News: From the stage she talks about enjoyment, the perfect but impossible living standards, the guilt, the relationship with her body, the complex and passionate bond with her mother and her daughter, the experience of being a woman and that endless list of things to do. We live stepping on the accelerator to the full.

Gutman: I am a mine from the last century, like you and many others, who are living in the XXI. Before, to go buy a jean, you went to look for it, you tried it on… now in one click it comes to your house. Also, there is no stipulated time; if I want, I watch a movie at three in the morning. This generates anxiety, because all the time you could be doing what you are not doing. It is not only one’s own speed, but also the world’s. Guys use the term “fomo” which means you are missing something because there is so much! It is a time marked by this.

News: Did you split up with Sebastián (Wainraich) a couple of years ago?

Gutmann: No, I never separated. We do not live in separate houses. We have two children Kiara (15) and Federico (10). I don’t know why they think so.

News: You said it in the program hosted by Flor Peña, La puta ama; that they had separated, that they got along 6 minutes a week, that he was looking for real estate to move.

Gutman: No. I love him, he is the father of my children, we have lived together since 2002. This was a humorous topic.

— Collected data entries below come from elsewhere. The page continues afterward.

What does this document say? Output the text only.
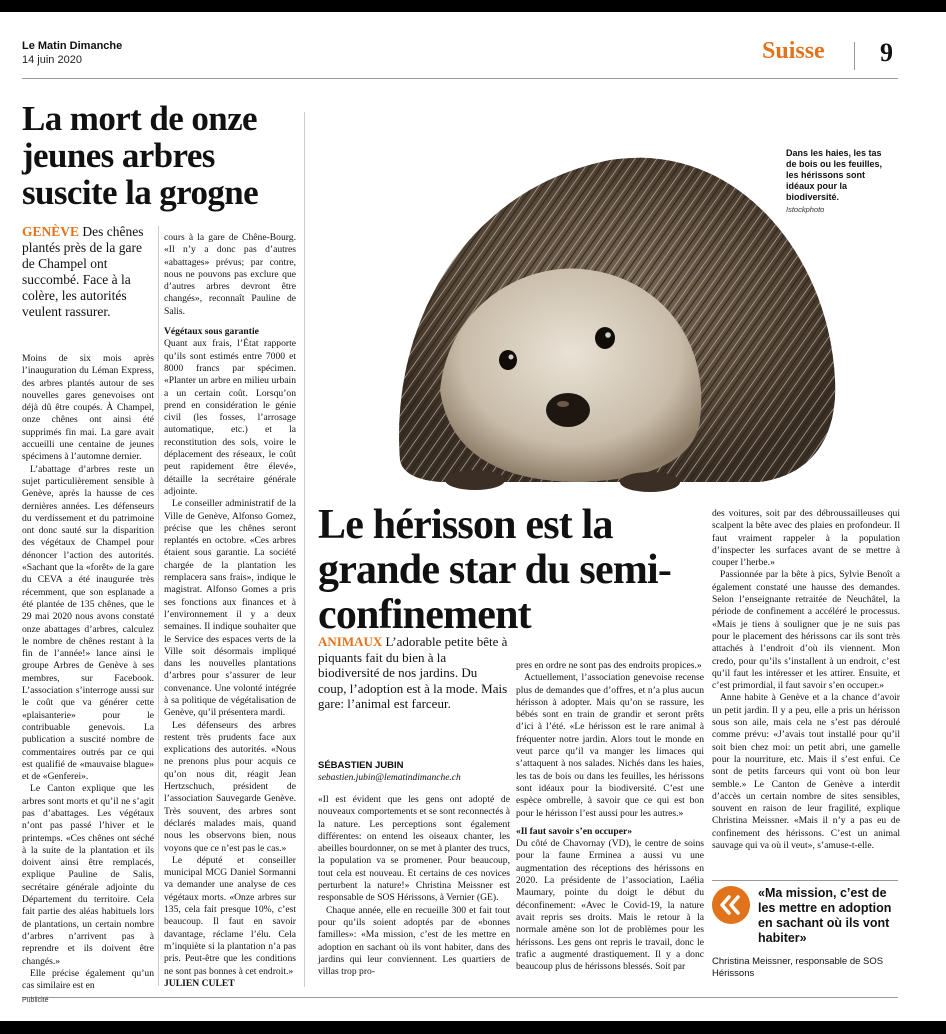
Le Matin Dimanche
14 juin 2020	Suisse 9
La mort de onze jeunes arbres suscite la grogne
GENÈVE Des chênes plantés près de la gare de Champel ont succombé. Face à la colère, les autorités veulent rassurer.

Moins de six mois après l’inauguration du Léman Express, des arbres plantés autour de ses nouvelles gares genevoises ont déjà dû être coupés. À Champel, onze chênes ont ainsi été supprimés fin mai. La gare avait accueilli une centaine de jeunes spécimens à l’automne dernier.

L’abattage d’arbres reste un sujet particulièrement sensible à Genève, après la hausse de ces dernières années. Les défenseurs du verdissement et du patrimoine ont donc sauté sur la disparition des végétaux de Champel pour dénoncer l’action des autorités. «Sachant que la «forêt» de la gare du CEVA a été inaugurée très récemment, que son esplanade a été plantée de 135 chênes, que le 29 mai 2020 nous avons constaté onze abattages d’arbres, calculez le nombre de chênes restant à la fin de l’année!» lance ainsi le groupe Arbres de Genève à ses membres, sur Facebook. L’association s’interroge aussi sur le coût que va générer cette «plaisanterie» pour le contribuable genevois. La publication a suscité nombre de commentaires outrés par ce qui est qualifié de «mauvaise blague» et de «Genferei».

Le Canton explique que les arbres sont morts et qu’il ne s’agit pas d’abattages. Les végétaux n’ont pas passé l’hiver et le printemps. «Ces chênes ont séché à la suite de la plantation et ils doivent ainsi être remplacés, explique Pauline de Salis, secrétaire générale adjointe du Département du territoire. Cela fait partie des aléas habituels lors de plantations, un certain nombre d’arbres n’arrivent pas à reprendre et ils doivent être changés.»

Elle précise également qu’un cas similaire est en

cours à la gare de Chêne-Bourg. «Il n’y a donc pas d’autres «abattages» prévus; par contre, nous ne pouvons pas exclure que d’autres arbres devront être changés», reconnaît Pauline de Salis.

Végétaux sous garantie

Quant aux frais, l’État rapporte qu’ils sont estimés entre 7000 et 8000 francs par spécimen. «Planter un arbre en milieu urbain a un certain coût. Lorsqu’on prend en considération le génie civil (les fosses, l’arrosage automatique, etc.) et la reconstitution des sols, voire le déplacement des réseaux, le coût peut rapidement être élevé», détaille la secrétaire générale adjointe.

Le conseiller administratif de la Ville de Genève, Alfonso Gomez, précise que les chênes seront replantés en octobre. «Ces arbres étaient sous garantie. La société chargée de la plantation les remplacera sans frais», indique le magistrat. Alfonso Gomes a pris ses fonctions aux finances et à l’environnement il y a deux semaines. Il indique souhaiter que le Service des espaces verts de la Ville soit désormais impliqué dans les nouvelles plantations d’arbres pour s’assurer de leur convenance. Une volonté intégrée à sa politique de végétalisation de Genève, qu’il présentera mardi.

Les défenseurs des arbres restent très prudents face aux explications des autorités. «Nous ne prenons plus pour acquis ce qu’on nous dit, réagit Jean Hertzschuch, président de l’association Sauvegarde Genève. Très souvent, des arbres sont déclarés malades mais, quand nous les observons bien, nous voyons que ce n’est pas le cas.»

Le député et conseiller municipal MCG Daniel Sormanni va demander une analyse de ces végétaux morts. «Onze arbres sur 135, cela fait presque 10%, c’est beaucoup. Il faut en savoir davantage, réclame l’élu. Cela m’inquiète si la plantation n’a pas pris. Peut-être que les conditions ne sont pas bonnes à cet endroit.»

JULIEN CULET

Dans les haies, les tas de bois ou les feuilles, les hérissons sont idéaux pour la biodiversité.
Istockphoto
Le hérisson est la grande star du semi-confinement
ANIMAUX L’adorable petite bête à piquants fait du bien à la biodiversité de nos jardins. Du coup, l’adoption est à la mode. Mais gare: l’animal est farceur.
SÉBASTIEN JUBIN
sebastien.jubin@lematindimanche.ch

«Il est évident que les gens ont adopté de nouveaux comportements et se sont reconnectés à la nature. Les perceptions sont également différentes: on entend les oiseaux chanter, les abeilles bourdonner, on se met à planter des trucs, la population va se promener. Pour beaucoup, tout cela est nouveau. Et certains de ces novices perturbent la nature!» Christina Meissner est responsable de SOS Hérissons, à Vernier (GE).

Chaque année, elle en recueille 300 et fait tout pour qu’ils soient adoptés par de «bonnes familles»: «Ma mission, c’est de les mettre en adoption en sachant où ils vont habiter, dans des jardins qui leur conviennent. Les quartiers de villas trop pro-

pres en ordre ne sont pas des endroits propices.»

Actuellement, l’association genevoise recense plus de demandes que d’offres, et n’a plus aucun hérisson à adopter. Mais qu’on se rassure, les bébés sont en train de grandir et seront prêts d’ici à l’été. «Le hérisson est le rare animal à fréquenter notre jardin. Alors tout le monde en veut parce qu’il va manger les limaces qui s’attaquent à nos salades. Nichés dans les haies, les tas de bois ou dans les feuilles, les hérissons sont idéaux pour la biodiversité. C’est une espèce ombrelle, à savoir que ce qui est bon pour le hérisson l’est aussi pour les autres.»

«Il faut savoir s’en occuper»

Du côté de Chavornay (VD), le centre de soins pour la faune Erminea a aussi vu une augmentation des réceptions des hérissons en 2020. La présidente de l’association, Laélia Maumary, pointe du doigt le début du déconfinement: «Avec le Covid-19, la nature avait repris ses droits. Mais le retour à la normale amène son lot de problèmes pour les hérissons. Les gens ont repris le travail, donc le trafic a augmenté drastiquement. Il y a donc beaucoup plus de hérissons blessés. Soit par

des voitures, soit par des débroussailleuses qui scalpent la bête avec des plaies en profondeur. Il faut vraiment rappeler à la population d’inspecter les surfaces avant de se mettre à couper l’herbe.»

Passionnée par la bête à pics, Sylvie Benoît a également constaté une hausse des demandes. Selon l’enseignante retraitée de Neuchâtel, la période de confinement a accéléré le processus. «Mais je tiens à souligner que je ne suis pas pour le placement des hérissons car ils sont très attachés à l’endroit d’où ils viennent. Mon credo, pour qu’ils s’installent à un endroit, c’est qu’il faut les intéresser et les attirer. Ensuite, et c’est primordial, il faut savoir s’en occuper.»

Anne habite à Genève et a la chance d’avoir un petit jardin. Il y a peu, elle a pris un hérisson sous son aile, mais cela ne s’est pas déroulé comme prévu: «J’avais tout installé pour qu’il soit bien chez moi: un petit abri, une gamelle pour la nourriture, etc. Mais il s’est enfui. Ce sont de petits farceurs qui vont où bon leur semble.» Le Canton de Genève a interdit d’accès un certain nombre de sites sensibles, souvent en raison de leur fragilité, explique Christina Meissner. «Mais il n’y a pas eu de confinement des hérissons. C’est un animal sauvage qui va où il veut», s’amuse-t-elle.

«Ma mission, c’est de les mettre en adoption en sachant où ils vont habiter»
Christina Meissner, responsable de SOS Hérissons
Publicité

It was a joke that I shot very badly and was taken literally. Yesterday the four of us went out, we went to see Fuerza Bruta and people must think, look at how well these exes get along!

News: I heard that for you monogamy is untenable. Does it justify infidelity?

Gutmann: I couldn’t be unfaithful because I’m guilty and I have a very focused libido on my work and on raising my children. It doesn’t give me the schedule! Whoever can do it and understands that by having adventures he is not stopping loving his partner, let him do it.

News: So coexistence works for them.

Gutman: Coexistence lasts because we both have creative jobs and we are independent. We have a healthy bond. We all need a space. We are always looking for ways to bond better.

News: In 2015, a lump was touched in one breast. The biopsy indicated that it was malignant, they operated on her, she followed the medical instructions and she overcame the disease. How did you go through that cancer psychologically?

Gutman: I was working in Peru and I discovered the little ball. I took the plane and flew to see my gynecologist. I lived through the process of what it is like to have a tumor in my body, they operated on me twice. I never took it with that why me? Of course I had the thought that I could die. When they anesthetized me, the second time, I remember that he told me I have boys, a life, many things to do… and I cried. We are finite, I try to accept that but that I don’t close myself off, but on the contrary, to open myself up.

News: She was a tutor, telephone operator and waitress, when she entered the artistic milieu she did it as an announcer. Did she always have a job?

Gutmann: I realized that what is going is to generate work. I always thought about what can occur to me, before sending a resume. I realized that if I gave ball to my occurrences it was better for me.

News: Any work project?

Gutman: I premiered “Como te soñé”, a play by Esther Goris that she also directs, with Ezequiel Campa at the Chacarerean Teatre. I’m going to see how I bank that there are no laughs. It is something new in my life, I encourage another record.

News: How do you deal with money?

Gutman: I have a good bond. I’m not guilty of earning money and I don’t have luxuries. I’m not interested in a million-dollar portfolio. I prefer to go to dinner with my daughter, to go to the movies with my son.

News: What do you think of this critical moment in our economy?

Gutmann: What I see is ferocious inequality and total disorganization. Distributing better is a matter of will. That bloody thing with money and corruption, they kill me. I’m worried about the white glove stream. I am outraged by the one who has the power to distribute as he corresponds and does not do it.